Bebiana Rocha
A indústria de vestuário em malha do segmento moda continua a operar, em grande parte, num modelo linear, mas novas oportunidades circulares começam a ganhar relevância. Foi esse o retrato traçado por Maria José Carvalho, do CITEVE, no paper “Textile Deadstock Repair and Remanufacturing: A Circular Business Model Opportunity”, desenvolvido no âmbito da sua tese de doutoramento, orientada por Raúl Fangueiro da Universidade do Minho e Filipa Marques da ATP – Associação Têxtil e Vestuário de Portugal, e apresentado na recente The Textile Institute World Conference, que decorreu no Porto.
O estudo revela que entre 5% e 12% da produção anual do vestuário em malha do segmento moda converte-se em deadstock -, um fluxo de resíduos significativo que pode representar várias toneladas de material por ano, mesmo em empresas de média dimensão.
A investigação tem como objetivo criar um modelo de gestão circular B2B que permita às empresas nacionais de vestuário em malha do segmento moda reparar e remanufacturar deadstocks – incluindo de matéria-prima, produto acabado, amostras e artigos com defeito -, reintroduzindo-os de forma sustentável e economicamente viável na cadeia de valor. Para tal, explicou Maria José Carvalho, nesta primeira fase do projeto, recorreu “a entrevistas com diretores e gestores de empresas representativas de toda a fileira produtiva do vestuário de malha do segmento moda, desde a fiação à confeção, passando pela tricotagem e ultimação”.

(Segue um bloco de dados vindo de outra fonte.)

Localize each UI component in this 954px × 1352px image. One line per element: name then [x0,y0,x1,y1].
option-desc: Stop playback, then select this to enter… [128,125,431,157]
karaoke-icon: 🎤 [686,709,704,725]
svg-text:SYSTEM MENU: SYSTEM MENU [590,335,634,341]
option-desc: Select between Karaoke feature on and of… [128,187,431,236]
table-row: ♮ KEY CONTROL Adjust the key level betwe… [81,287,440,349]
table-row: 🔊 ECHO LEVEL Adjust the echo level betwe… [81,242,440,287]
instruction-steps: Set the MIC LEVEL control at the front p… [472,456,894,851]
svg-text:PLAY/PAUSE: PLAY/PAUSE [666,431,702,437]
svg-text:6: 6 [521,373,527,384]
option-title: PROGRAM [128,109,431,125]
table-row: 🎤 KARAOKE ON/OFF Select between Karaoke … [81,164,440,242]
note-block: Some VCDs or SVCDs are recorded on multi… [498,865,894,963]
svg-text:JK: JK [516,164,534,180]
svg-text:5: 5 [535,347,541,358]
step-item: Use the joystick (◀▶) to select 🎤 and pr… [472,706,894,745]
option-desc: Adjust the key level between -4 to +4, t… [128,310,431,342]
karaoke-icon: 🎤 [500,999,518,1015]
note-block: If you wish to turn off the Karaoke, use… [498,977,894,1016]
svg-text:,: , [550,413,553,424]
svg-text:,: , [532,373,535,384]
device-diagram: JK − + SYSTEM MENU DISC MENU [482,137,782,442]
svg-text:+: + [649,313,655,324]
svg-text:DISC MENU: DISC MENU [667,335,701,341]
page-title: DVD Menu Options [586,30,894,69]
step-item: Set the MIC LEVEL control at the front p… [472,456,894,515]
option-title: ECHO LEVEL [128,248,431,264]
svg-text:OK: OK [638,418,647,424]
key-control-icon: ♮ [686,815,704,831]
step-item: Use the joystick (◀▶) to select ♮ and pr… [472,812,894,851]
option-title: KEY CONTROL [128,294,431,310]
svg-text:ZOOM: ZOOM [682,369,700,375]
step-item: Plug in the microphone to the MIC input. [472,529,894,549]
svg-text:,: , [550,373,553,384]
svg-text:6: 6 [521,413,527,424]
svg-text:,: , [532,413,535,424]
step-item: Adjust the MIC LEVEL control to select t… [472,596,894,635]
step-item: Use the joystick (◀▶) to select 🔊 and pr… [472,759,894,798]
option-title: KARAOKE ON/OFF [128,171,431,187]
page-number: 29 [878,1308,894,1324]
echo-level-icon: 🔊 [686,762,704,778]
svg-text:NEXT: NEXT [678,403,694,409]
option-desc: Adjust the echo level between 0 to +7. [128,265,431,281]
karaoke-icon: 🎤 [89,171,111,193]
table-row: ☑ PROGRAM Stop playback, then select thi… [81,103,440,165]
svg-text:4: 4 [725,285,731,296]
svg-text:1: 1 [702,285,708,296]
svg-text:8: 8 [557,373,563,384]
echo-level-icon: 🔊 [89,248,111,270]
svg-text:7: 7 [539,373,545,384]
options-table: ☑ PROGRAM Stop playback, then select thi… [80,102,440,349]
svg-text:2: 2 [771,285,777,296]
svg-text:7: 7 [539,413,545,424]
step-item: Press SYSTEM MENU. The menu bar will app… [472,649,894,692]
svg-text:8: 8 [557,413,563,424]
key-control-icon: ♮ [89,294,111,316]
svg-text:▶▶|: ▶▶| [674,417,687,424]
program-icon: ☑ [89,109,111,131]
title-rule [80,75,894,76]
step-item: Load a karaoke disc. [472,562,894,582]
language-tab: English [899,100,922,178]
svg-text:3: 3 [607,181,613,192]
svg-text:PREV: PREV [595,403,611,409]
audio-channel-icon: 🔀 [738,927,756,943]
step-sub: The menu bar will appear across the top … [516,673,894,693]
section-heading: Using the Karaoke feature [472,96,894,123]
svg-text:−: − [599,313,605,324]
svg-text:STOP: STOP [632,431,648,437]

O estudo mostra que, embora o reaproveitamento interno e a reciclagem mecânica sejam já práticas comuns, a reparação e a remanufactura permanecem raras, devido a custos elevados, limitações tecnológicas, resistência cultural e organizacional, falta de mão de obra especializada e ausência de coordenação na cadeia de valor. Atualmente, a maior parte do deadstock é simplesmente armazenada ou vendida a intermediários de baixo valor.
Apesar disso, surgem já exemplos de iniciativas circulares inovadoras ao longo de toda a cadeia: uma empresa de tricotagem utiliza fios e malhas de deadstock para produzir sweatshirts para os colaboradores, uma empresa de ultimação participa num projeto local para transformar malha que não cumpre as especificações em artigos para animais de estimação e uma empresa de confeção desenvolveu um projeto de upcycling de t-shirts vintage com uma marca de luxo, criando cerca de 1.000 peças originais e exclusivas.
Este estudo evidenciou ainda que nas fiações verifica-se um excedente de matérias-primas e fios, enquanto o deadstock relacionado com restos de coleções e amostras é quase irrelevante, dado que produzem com base em encomendas de clientes. Já nas confeções, o volume de deadstock pode variar muito de uma empresa para outra, em função dos procedimentos implementados e da flexibilidade do mercado ou das marcas – algumas empresas produzem mais 3% a 5% da encomenda, que pode depois ser aceite ou não pelo cliente.
“Com base neste estudo, a próxima etapa da investigação será realizar um inquérito abrangente e estratificado em toda a cadeia de valor da indústria portuguesa de vestuário em malha do segmento moda, com o objetivo de quantificar volumes de deadstock, estruturas de custos e abertura dos gestores para adotar a reparação e/ou remanufactura em diferentes cenários”, revelou Maria José Carvalho. “Posteriormente, será desenvolvida e testada, em contexto industrial real, uma proposta de modelo de gestão circular B2B para reparação e remanufactura”, concluiu.
Segundo projeções divulgadas pela Ellen MacArthur Foundation, os quatro principais modelos de negócio circulares que identificou – revenda, aluguer, reparação e remanufactura – poderão, até 2030, representar entre 3,5% e 23% do mercado de moda mundial.